Verdades históricas (13/12)

 
Há uma polêmica interessante nesta passagem dos 40 anos do Ato Institucional número 5 (AI-5). Abro um parêntese. É curioso que o aniversário do golpe dentro do golpe seja lembrado, enquanto permanece a indiferença quanto a um outro 13 de dezembro, dez anos depois, em que o AI-5 foi finalmente revogado. Recorda-se o golpe, mas não a extinção do instrumento jurídico que o cristalizou. Curioso. Fecho o parêntese. O debate atual sobre as razões para o AI-5 envolve, como dizia antes dos parênteses, um aspecto que merece reflexão. Tostines vende mais porque é fresquinho ou é fresquinho porque vende mais?

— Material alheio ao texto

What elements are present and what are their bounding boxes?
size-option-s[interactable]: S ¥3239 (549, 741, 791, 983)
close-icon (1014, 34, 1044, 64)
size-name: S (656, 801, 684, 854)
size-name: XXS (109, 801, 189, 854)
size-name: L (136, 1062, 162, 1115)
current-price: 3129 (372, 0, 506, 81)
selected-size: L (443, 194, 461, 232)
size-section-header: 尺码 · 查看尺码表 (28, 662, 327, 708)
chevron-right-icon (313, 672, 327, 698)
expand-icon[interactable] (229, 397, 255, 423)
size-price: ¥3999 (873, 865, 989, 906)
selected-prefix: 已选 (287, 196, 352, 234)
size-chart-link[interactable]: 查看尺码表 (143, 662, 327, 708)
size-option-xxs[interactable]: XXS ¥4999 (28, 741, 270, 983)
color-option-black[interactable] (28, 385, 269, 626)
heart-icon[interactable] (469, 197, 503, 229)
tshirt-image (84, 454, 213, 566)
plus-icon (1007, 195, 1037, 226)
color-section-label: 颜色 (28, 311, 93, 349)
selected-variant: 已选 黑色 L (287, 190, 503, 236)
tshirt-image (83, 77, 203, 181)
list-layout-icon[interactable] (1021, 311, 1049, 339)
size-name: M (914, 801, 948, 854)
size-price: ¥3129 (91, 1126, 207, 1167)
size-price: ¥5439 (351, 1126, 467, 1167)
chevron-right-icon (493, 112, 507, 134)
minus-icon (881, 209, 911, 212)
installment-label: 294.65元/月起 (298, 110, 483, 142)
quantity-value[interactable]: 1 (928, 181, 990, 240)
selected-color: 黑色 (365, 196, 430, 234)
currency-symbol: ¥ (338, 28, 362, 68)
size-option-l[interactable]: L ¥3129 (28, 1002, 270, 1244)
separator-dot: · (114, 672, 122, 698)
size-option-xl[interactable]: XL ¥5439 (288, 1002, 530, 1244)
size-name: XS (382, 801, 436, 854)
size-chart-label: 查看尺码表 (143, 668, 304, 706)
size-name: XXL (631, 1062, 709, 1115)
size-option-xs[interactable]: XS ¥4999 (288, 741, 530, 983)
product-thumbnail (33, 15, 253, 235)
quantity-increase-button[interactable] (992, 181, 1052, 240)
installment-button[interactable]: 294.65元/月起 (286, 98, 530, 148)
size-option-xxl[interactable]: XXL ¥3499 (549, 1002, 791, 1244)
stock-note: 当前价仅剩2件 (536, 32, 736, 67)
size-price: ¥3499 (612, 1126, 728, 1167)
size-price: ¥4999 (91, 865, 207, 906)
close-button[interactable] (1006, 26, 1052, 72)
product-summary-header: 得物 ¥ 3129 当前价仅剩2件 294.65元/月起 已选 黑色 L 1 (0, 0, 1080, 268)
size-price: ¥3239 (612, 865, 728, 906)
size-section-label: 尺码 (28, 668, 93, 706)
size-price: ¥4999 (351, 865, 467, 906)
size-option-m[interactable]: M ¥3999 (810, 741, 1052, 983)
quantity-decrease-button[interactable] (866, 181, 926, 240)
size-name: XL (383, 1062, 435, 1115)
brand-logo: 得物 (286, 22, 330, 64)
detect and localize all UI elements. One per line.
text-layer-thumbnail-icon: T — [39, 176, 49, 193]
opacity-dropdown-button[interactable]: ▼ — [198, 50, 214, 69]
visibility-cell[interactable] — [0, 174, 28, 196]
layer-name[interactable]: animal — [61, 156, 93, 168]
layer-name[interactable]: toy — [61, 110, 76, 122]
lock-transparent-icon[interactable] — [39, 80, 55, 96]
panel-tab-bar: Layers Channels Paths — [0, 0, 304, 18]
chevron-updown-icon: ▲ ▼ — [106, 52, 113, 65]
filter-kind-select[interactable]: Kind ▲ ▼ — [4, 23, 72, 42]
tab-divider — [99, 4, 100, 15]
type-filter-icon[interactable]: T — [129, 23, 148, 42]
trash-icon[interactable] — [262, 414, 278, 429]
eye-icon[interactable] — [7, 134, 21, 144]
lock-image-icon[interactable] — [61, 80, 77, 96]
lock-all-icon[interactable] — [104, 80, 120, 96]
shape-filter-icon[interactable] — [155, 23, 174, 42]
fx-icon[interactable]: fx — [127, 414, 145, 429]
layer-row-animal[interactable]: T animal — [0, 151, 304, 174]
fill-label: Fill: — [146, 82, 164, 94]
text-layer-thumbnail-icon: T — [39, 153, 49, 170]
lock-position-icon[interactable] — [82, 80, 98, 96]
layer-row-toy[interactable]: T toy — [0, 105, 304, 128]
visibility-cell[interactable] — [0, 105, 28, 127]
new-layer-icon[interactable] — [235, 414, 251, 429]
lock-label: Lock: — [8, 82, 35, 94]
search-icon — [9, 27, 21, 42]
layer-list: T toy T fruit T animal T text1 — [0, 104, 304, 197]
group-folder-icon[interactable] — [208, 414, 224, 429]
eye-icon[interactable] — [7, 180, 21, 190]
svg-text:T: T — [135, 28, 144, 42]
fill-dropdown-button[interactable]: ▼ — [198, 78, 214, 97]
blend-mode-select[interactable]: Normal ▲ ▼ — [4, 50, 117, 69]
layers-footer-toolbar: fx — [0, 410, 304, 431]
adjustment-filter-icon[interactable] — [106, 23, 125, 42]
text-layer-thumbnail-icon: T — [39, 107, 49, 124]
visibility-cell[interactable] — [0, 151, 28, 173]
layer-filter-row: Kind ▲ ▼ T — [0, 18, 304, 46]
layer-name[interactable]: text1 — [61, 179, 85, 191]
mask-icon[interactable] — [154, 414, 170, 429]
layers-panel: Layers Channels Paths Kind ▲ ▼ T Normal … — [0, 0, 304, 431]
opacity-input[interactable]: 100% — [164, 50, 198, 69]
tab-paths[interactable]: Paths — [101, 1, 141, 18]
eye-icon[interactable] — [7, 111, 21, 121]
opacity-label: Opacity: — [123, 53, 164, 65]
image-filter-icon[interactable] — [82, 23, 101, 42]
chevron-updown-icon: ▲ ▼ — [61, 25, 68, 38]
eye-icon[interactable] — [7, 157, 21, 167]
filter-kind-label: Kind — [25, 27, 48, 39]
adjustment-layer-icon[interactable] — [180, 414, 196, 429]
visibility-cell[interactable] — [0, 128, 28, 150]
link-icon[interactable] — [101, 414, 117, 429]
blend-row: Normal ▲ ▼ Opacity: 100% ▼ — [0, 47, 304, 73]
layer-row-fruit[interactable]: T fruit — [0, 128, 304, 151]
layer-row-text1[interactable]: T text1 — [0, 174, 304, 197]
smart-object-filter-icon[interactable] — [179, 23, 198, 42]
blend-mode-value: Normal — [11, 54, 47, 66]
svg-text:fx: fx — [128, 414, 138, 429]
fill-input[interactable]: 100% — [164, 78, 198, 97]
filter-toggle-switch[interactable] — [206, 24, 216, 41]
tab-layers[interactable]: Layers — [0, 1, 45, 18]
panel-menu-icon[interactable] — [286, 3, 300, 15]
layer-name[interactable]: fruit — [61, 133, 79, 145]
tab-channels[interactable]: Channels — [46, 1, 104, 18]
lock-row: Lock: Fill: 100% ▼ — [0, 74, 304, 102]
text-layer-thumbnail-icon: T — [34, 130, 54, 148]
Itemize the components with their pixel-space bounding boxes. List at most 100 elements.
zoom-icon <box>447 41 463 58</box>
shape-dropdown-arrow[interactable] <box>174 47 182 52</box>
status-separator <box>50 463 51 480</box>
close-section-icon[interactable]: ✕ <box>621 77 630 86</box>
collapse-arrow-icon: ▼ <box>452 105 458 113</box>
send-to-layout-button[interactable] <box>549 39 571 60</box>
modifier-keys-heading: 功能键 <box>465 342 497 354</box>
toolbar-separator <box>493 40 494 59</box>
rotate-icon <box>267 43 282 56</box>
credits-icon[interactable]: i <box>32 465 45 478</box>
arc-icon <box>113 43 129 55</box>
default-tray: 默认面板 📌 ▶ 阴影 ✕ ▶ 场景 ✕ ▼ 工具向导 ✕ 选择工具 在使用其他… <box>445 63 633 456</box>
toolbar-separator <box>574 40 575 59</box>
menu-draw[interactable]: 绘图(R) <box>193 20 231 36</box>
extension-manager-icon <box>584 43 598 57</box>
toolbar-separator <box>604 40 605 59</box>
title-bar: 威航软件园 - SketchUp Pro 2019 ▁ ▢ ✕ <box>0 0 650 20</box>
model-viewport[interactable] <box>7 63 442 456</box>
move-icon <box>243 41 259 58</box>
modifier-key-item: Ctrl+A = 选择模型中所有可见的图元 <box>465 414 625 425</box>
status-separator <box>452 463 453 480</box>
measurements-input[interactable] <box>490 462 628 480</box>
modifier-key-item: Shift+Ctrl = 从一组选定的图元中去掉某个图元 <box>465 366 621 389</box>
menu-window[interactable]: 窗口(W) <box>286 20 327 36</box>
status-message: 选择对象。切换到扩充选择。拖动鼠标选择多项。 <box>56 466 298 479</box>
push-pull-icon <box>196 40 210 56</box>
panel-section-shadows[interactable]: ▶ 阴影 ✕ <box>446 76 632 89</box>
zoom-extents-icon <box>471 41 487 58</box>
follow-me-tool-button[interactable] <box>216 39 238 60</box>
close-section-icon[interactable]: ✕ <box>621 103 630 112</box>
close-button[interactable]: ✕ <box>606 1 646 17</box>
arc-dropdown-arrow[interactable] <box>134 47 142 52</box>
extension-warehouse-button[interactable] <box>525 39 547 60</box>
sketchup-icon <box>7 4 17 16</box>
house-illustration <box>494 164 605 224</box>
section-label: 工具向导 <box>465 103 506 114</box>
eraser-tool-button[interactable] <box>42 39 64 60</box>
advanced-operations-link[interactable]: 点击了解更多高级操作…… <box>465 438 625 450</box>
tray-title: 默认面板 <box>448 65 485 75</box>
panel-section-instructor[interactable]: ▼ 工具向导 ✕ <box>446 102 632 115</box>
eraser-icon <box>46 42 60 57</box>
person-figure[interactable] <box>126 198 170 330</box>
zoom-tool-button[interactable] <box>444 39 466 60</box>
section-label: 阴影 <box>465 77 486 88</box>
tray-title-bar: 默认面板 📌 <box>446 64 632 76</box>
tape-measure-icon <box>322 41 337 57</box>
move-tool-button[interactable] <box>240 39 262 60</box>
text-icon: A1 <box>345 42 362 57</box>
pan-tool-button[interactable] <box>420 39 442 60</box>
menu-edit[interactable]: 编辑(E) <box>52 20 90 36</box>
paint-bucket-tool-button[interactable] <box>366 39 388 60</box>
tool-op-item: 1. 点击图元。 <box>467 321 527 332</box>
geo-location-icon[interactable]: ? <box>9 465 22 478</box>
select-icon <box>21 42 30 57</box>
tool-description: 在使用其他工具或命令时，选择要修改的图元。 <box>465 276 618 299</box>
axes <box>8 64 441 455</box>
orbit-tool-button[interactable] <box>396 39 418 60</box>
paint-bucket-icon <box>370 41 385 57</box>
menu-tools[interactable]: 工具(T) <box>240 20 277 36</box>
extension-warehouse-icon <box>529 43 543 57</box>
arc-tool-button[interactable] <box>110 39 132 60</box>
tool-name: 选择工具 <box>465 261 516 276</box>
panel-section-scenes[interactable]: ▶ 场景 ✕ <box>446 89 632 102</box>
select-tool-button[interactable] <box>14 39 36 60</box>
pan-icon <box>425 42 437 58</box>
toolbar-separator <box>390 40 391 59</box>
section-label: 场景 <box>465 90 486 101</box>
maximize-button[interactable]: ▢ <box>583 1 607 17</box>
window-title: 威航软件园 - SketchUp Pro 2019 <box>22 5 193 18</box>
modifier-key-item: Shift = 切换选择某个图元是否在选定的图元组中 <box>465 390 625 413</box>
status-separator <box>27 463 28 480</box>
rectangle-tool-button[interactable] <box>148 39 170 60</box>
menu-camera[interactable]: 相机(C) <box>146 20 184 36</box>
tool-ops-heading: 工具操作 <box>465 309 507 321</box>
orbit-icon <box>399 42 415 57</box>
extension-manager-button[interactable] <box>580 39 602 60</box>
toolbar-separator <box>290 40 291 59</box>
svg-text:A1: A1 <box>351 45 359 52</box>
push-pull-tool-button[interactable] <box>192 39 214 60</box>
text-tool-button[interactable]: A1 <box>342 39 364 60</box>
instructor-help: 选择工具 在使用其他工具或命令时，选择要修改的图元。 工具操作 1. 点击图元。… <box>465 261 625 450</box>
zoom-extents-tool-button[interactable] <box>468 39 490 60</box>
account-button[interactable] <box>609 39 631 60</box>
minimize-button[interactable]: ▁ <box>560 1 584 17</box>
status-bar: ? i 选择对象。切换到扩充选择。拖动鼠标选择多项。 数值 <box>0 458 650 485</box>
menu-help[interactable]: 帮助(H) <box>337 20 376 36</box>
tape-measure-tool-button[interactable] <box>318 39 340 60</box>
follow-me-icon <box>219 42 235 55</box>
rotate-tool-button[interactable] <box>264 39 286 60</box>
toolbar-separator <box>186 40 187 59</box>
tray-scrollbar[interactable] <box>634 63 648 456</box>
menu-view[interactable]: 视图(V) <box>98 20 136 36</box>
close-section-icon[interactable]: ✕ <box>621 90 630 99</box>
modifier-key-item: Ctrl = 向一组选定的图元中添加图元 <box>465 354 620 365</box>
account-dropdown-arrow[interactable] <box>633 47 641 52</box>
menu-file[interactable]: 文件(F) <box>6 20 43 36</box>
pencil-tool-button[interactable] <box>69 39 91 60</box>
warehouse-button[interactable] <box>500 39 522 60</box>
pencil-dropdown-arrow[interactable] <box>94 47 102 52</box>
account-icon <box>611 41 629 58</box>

O aprofundamento da ditadura foi uma reação à esquerda armada ou a esquerda armada foi uma resposta ao aprofundamento da ditadura? O debate vem sendo travado de forma esquemática, talvez porque isso interesse aos atuais protagonistas da política brasileira. O PT é um partido que tem no DNA a contribuição dos remanescentes da guerrilha urbana. Que se uniram ao sindicalismo comandado por Luiz Inácio Lula da Silva e à esquerda católica para criar a legenda hoje dominante no Brasil. Daí por que a polêmica esteja, digamos assim, abastardada (sem querer ser politicamente incorreto). Aos petistas e aliados interessa apresentar a luta armada dos anos 60 e 70 do século passado como um contramovimento democrático legítimo, quando todos os demais canais de resistência haviam supostamente se fechado. O que não é verdade. Eleições, por exemplo, continuaram a acontecer durante toda a ditadura. O horário eleitoral gratuito, por exemplo, foi inventado em plena ditadura. E aos adversários do PT interessa apontar o AI-5, e a ultraditadura que ele trouxe, como uma reação à guerrilha. Que chamam de "terrorismo". O que tampouco é verdade. Aliás, não houve terrorismo no Brasil naquela época. Houve guerrilha. Escrevi em Reconhecer o patriotismo alheio:

Há uma diferença conceitual entre guerrilha e terrorismo. A guerrilha se caracteriza pela disposição de combater assimetricamente uma força armada regular ou um poder constituído. O terrorismo se caracteriza pela disposição de infligir morte e sofrimento à população civil, com objetivos políticos.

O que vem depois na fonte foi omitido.